People are spending ever more time on their cell phones. Market researchers predict that this year for the first time ever we will spend more time on our smartphones than in front of the television. The majority of our telephone time is spent using apps. Every day we open on average some ten apps we've selected; per month we use around thirty.
Despite there already being more than two million apps in app stores, there appears to be still more room for new applications, explains Joey van Angeren. He recently took his doctorate at the Department of Industrial Engineering & Innovation Sciences; now he is assistant professor of Digital Innovation at the VU Amsterdam.
“In purely economic terms the app market still presents opportunities, although this past year the number of apps available in app stores declined for the first time.

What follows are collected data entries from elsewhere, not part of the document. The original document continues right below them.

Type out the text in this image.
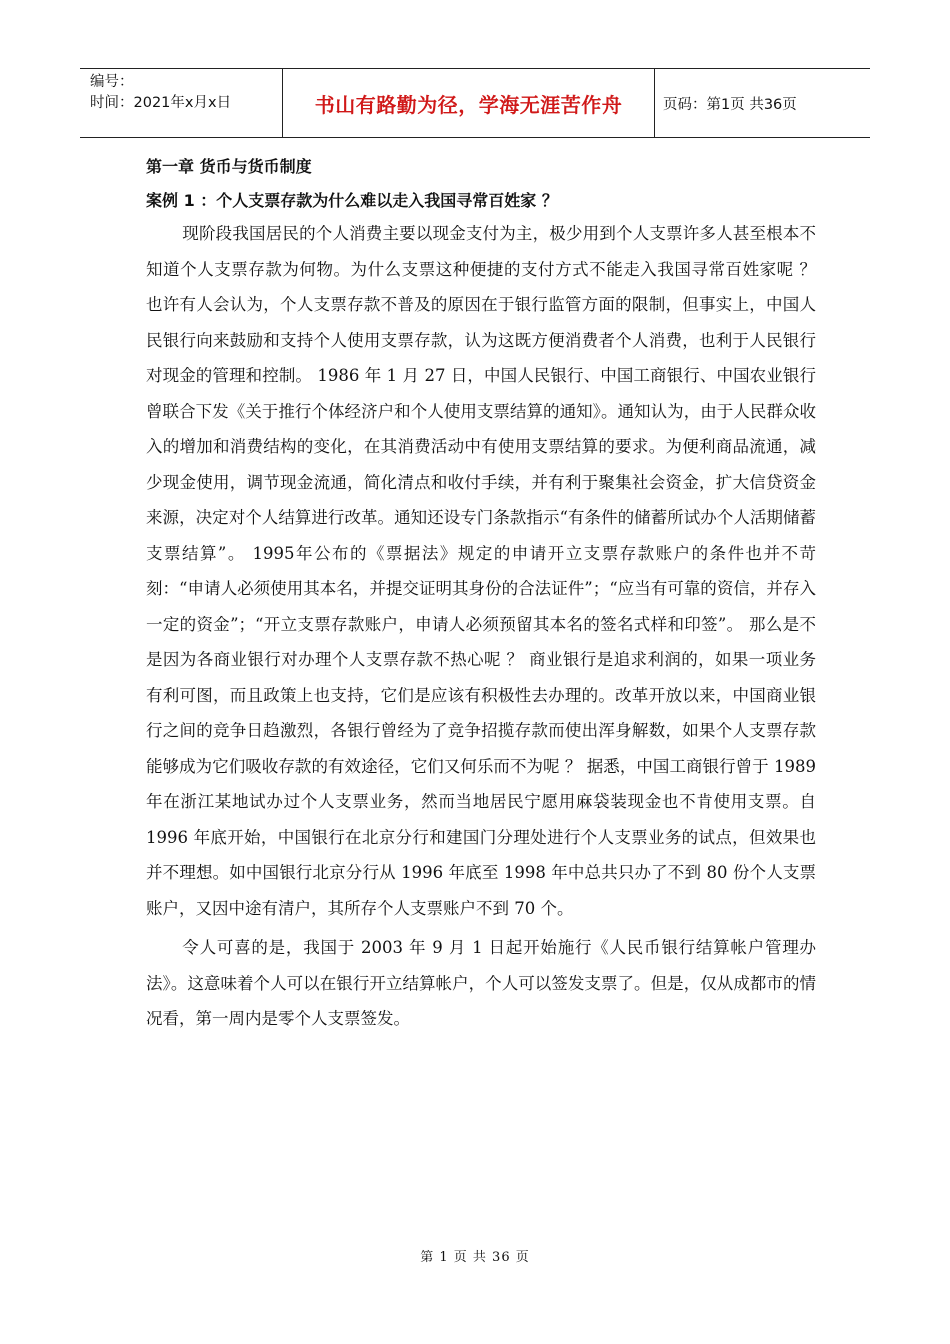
编号：
时间：2021年x月x日	书山有路勤为径，学海无涯苦作舟	页码：第1页 共36页

第一章 货币与货币制度

案例 1 ：个人支票存款为什么难以走入我国寻常百姓家 ？

现阶段我国居民的个人消费主要以现金支付为主，极少用到个人支票许多人甚至根本不知道个人支票存款为何物。为什么支票这种便捷的支付方式不能走入我国寻常百姓家呢 ？ 也许有人会认为，个人支票存款不普及的原因在于银行监管方面的限制，但事实上，中国人民银行向来鼓励和支持个人使用支票存款，认为这既方便消费者个人消费，也利于人民银行对现金的管理和控制。 1986 年 1 月 27 日，中国人民银行、中国工商银行、中国农业银行曾联合下发《关于推行个体经济户和个人使用支票结算的通知》。通知认为，由于人民群众收入的增加和消费结构的变化，在其消费活动中有使用支票结算的要求。为便利商品流通，减少现金使用，调节现金流通，简化清点和收付手续，并有利于聚集社会资金，扩大信贷资金来源，决定对个人结算进行改革。通知还设专门条款指示“有条件的储蓄所试办个人活期储蓄支票结算”。 1995年公布的《票据法》规定的申请开立支票存款账户的条件也并不苛刻：“申请人必须使用其本名，并提交证明其身份的合法证件”；“应当有可靠的资信，并存入一定的资金”；“开立支票存款账户，申请人必须预留其本名的签名式样和印签”。 那么是不是因为各商业银行对办理个人支票存款不热心呢 ？ 商业银行是追求利润的，如果一项业务有利可图，而且政策上也支持，它们是应该有积极性去办理的。改革开放以来，中国商业银行之间的竞争日趋激烈，各银行曾经为了竞争招揽存款而使出浑身解数，如果个人支票存款能够成为它们吸收存款的有效途径，它们又何乐而不为呢 ？ 据悉，中国工商银行曾于 1989 年在浙江某地试办过个人支票业务，然而当地居民宁愿用麻袋装现金也不肯使用支票。自 1996 年底开始，中国银行在北京分行和建国门分理处进行个人支票业务的试点，但效果也并不理想。如中国银行北京分行从 1996 年底至 1998 年中总共只办了不到 80 份个人支票账户，又因中途有清户，其所存个人支票账户不到 70 个。

令人可喜的是，我国于 2003 年 9 月 1 日起开始施行《人民币银行结算帐户管理办法》。这意味着个人可以在银行开立结算帐户，个人可以签发支票了。但是，仅从成都市的情况看，第一周内是零个人支票签发。

第 1 页 共 36 页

The number of applications is huge, and many are competing for the attention of one and the same user. You might think that an app's success is a matter of luck, such as having the good fortune to be put in the spotlight by the owner of a platform. But we are seeing that choices made in the business model play an essential role and that even though the market is full, they are a strong influence on success or failure.”

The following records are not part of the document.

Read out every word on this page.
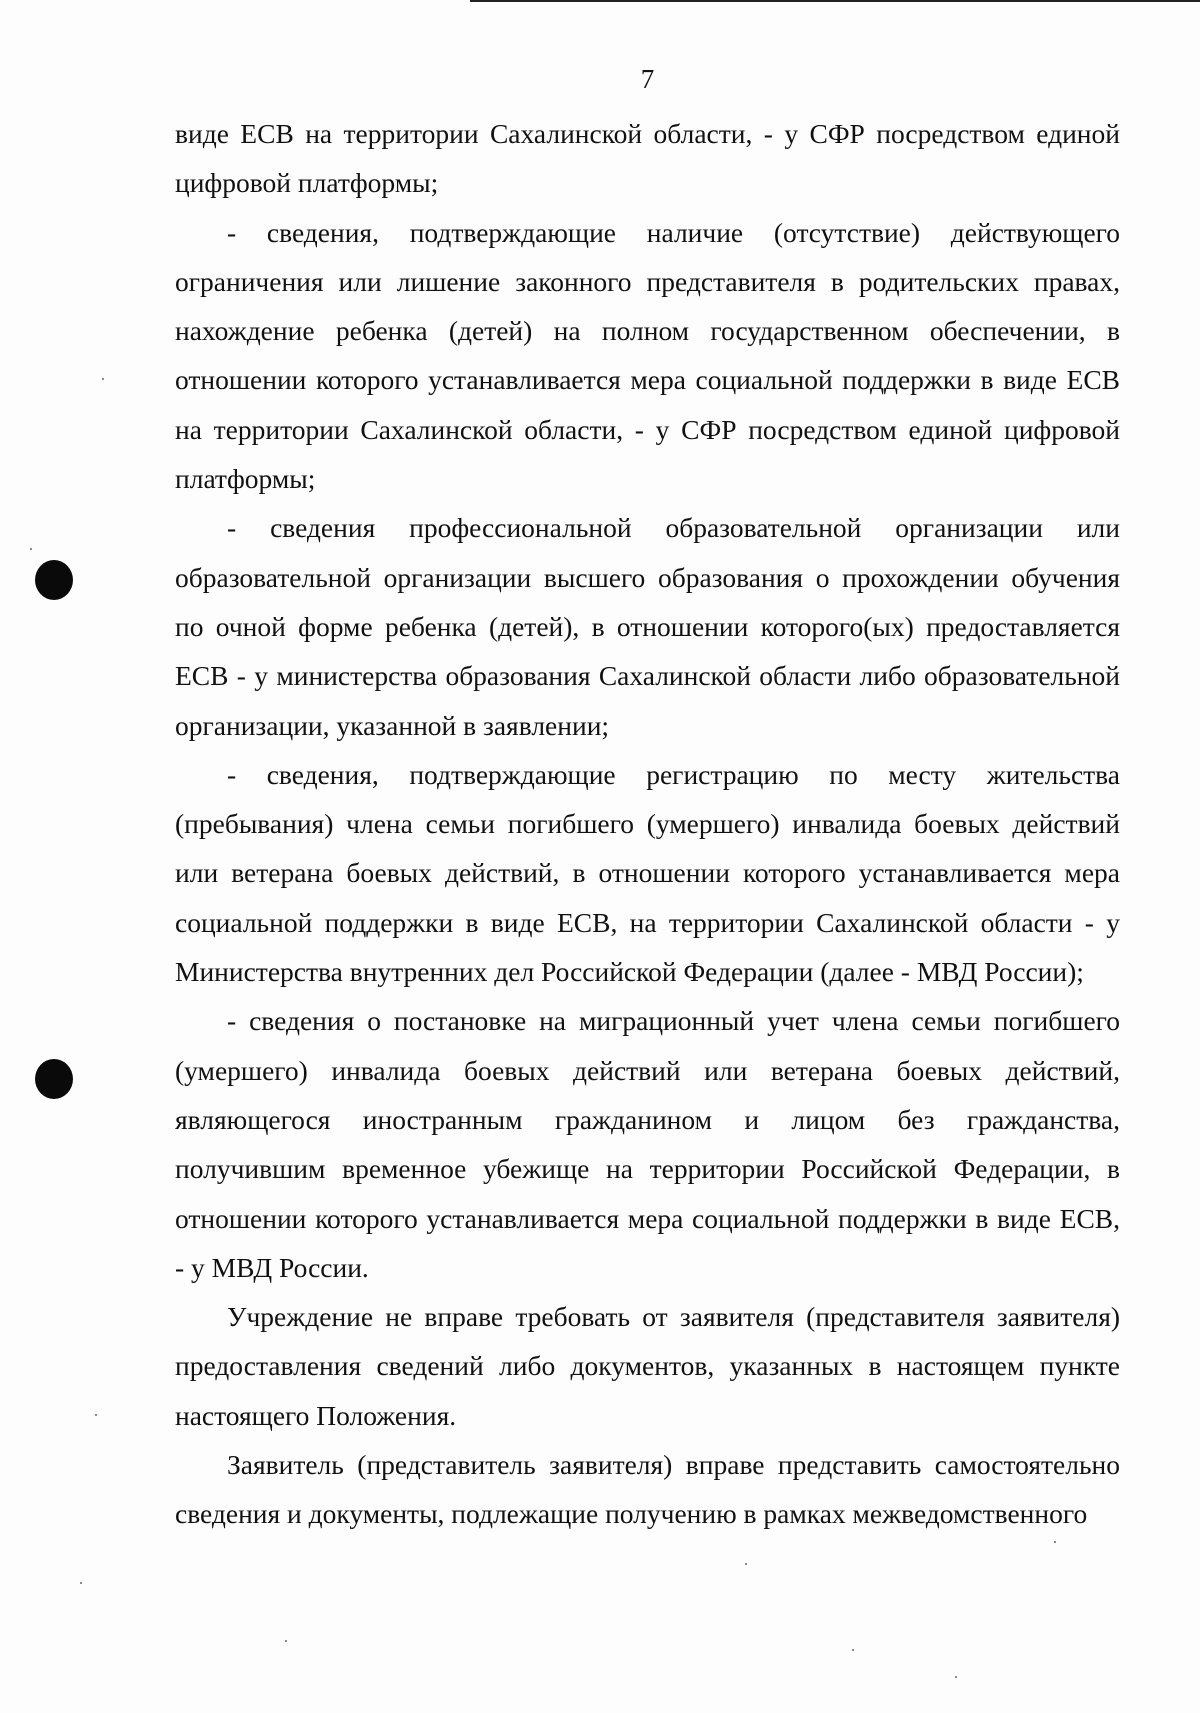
7

виде ЕСВ на территории Сахалинской области, - у СФР посредством единой цифровой платформы;

- сведения, подтверждающие наличие (отсутствие) действующего ограничения или лишение законного представителя в родительских правах, нахождение ребенка (детей) на полном государственном обеспечении, в отношении которого устанавливается мера социальной поддержки в виде ЕСВ на территории Сахалинской области, - у СФР посредством единой цифровой платформы;

- сведения профессиональной образовательной организации или образовательной организации высшего образования о прохождении обучения по очной форме ребенка (детей), в отношении которого(ых) предоставляется ЕСВ - у министерства образования Сахалинской области либо образовательной организации, указанной в заявлении;

- сведения, подтверждающие регистрацию по месту жительства (пребывания) члена семьи погибшего (умершего) инвалида боевых действий или ветерана боевых действий, в отношении которого устанавливается мера социальной поддержки в виде ЕСВ, на территории Сахалинской области - у Министерства внутренних дел Российской Федерации (далее - МВД России);

- сведения о постановке на миграционный учет члена семьи погибшего (умершего) инвалида боевых действий или ветерана боевых действий, являющегося иностранным гражданином и лицом без гражданства, получившим временное убежище на территории Российской Федерации, в отношении которого устанавливается мера социальной поддержки в виде ЕСВ, - у МВД России.

Учреждение не вправе требовать от заявителя (представителя заявителя) предоставления сведений либо документов, указанных в настоящем пункте настоящего Положения.

Заявитель (представитель заявителя) вправе представить самостоятельно сведения и документы, подлежащие получению в рамках межведомственного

Over a period of a couple of years Van Angeren stayed abreast of what the app stores were selling. How does the app offering change over time and how do apps respond to each other? He focused on apps in three categories - entertainment, utility and productivity - and for each of his studies he looked at more than two hundred thousand apps. A thorough approach, and so in his thesis he was able to present a list of do's and don'ts for app developers. “Another step towards the ideal app development,” as Van Angeren tentatively refers to it.

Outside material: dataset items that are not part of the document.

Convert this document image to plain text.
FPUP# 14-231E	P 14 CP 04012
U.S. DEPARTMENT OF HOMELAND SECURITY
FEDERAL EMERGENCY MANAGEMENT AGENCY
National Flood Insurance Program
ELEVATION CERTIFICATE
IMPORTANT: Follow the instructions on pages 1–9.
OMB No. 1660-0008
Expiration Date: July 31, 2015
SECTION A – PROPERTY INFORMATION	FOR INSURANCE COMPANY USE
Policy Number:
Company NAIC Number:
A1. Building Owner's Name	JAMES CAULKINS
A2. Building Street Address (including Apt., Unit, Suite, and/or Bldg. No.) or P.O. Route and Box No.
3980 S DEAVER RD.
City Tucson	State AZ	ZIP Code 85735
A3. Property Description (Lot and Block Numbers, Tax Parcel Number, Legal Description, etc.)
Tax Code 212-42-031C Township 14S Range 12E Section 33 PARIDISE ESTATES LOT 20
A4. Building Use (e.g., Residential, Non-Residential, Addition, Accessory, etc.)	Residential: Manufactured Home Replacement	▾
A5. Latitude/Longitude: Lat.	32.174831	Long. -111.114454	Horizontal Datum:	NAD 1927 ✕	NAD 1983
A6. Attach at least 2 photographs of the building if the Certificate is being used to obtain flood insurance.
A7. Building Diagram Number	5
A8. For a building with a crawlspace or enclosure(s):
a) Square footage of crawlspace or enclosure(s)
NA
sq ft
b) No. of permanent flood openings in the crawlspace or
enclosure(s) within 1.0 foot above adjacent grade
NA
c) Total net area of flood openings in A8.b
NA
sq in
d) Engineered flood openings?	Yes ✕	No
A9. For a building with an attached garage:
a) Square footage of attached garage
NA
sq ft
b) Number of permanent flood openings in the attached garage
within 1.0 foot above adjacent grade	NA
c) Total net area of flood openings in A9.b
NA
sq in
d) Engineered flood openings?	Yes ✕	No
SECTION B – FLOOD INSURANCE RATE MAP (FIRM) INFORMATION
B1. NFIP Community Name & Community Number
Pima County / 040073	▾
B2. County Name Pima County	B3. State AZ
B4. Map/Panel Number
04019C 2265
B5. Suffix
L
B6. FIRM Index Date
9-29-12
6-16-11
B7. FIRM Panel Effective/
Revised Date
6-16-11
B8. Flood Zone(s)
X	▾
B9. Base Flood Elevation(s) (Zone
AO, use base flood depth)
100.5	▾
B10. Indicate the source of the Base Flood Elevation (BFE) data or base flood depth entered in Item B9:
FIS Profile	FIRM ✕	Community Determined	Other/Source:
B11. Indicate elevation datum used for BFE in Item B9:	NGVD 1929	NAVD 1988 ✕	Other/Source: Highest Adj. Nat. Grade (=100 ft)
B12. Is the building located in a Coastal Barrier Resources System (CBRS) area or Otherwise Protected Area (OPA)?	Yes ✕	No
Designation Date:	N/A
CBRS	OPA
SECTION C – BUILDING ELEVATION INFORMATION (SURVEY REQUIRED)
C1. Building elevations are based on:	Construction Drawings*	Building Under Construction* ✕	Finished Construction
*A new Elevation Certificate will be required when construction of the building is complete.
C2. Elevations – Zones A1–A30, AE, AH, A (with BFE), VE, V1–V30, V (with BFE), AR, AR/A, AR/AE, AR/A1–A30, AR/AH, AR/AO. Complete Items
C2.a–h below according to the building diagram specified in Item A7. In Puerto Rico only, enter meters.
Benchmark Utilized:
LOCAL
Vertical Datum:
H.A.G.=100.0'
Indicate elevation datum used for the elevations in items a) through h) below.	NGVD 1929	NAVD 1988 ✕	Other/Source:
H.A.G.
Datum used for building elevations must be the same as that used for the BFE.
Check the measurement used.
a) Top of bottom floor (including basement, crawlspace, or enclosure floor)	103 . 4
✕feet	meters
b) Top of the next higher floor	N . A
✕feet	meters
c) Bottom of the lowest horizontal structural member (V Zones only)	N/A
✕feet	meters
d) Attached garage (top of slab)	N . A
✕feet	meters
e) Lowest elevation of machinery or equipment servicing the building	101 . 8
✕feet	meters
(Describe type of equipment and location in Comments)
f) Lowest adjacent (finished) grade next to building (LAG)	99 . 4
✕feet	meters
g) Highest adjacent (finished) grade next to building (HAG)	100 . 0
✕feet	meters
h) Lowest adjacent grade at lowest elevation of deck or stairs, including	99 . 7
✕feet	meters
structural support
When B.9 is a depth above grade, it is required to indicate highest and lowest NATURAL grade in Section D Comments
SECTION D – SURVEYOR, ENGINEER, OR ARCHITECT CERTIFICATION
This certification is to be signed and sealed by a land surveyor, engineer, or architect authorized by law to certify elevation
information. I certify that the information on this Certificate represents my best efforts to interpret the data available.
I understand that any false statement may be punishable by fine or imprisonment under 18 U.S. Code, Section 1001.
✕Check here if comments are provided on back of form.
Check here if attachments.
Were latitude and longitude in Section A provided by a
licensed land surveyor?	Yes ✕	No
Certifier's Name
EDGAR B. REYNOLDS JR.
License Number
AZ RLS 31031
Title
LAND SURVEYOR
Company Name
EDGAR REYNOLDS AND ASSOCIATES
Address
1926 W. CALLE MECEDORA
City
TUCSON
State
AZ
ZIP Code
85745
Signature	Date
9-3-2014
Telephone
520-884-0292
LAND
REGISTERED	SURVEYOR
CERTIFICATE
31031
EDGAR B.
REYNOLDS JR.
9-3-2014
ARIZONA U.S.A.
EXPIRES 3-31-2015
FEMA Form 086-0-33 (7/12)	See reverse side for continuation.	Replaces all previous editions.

“Many developments are blindly adopted before it is known whether they work for the product in question. We are noticing, for example, a strong urge to offer apps that work with freemium constructions, as they are known. The basic app is offered free of charge and you pay for the more sophisticated user options. This can work very well for mass market apps, but for ‘smaller’ apps - which are precisely those for which developers think a free trial is the way to go - we are seeing an adverse effect. It seems that developers do whatever is customary, whereas our research shows that this is not necessarily the right choice. A well-thought-out business model based on the right choices is vital.”
According to Van Angeren there's no need to do anything whacky in order to stand out. “It may sound boring, but being moderate in the extent to which you are different works best. This means that you shouldn't just imitate, but equally shouldn't be so different that you fall outside the sets of apps a consumer is considering. These are often remarkably conservative. And keep a close eye on the user preferences of your target group. Because when there's a lot of choice, the consumer gets more choosy.”
Moreover, Van Angeren, who classifies himself as a heavy user, has experienced this tendency himself. “I have many apps on my phone, they make it much easier for me, as a visually impaired person, to find my way than, say, ten years ago. But they don't just land on my phone, I'm a critical consumer, perhaps in part due to my field of work.”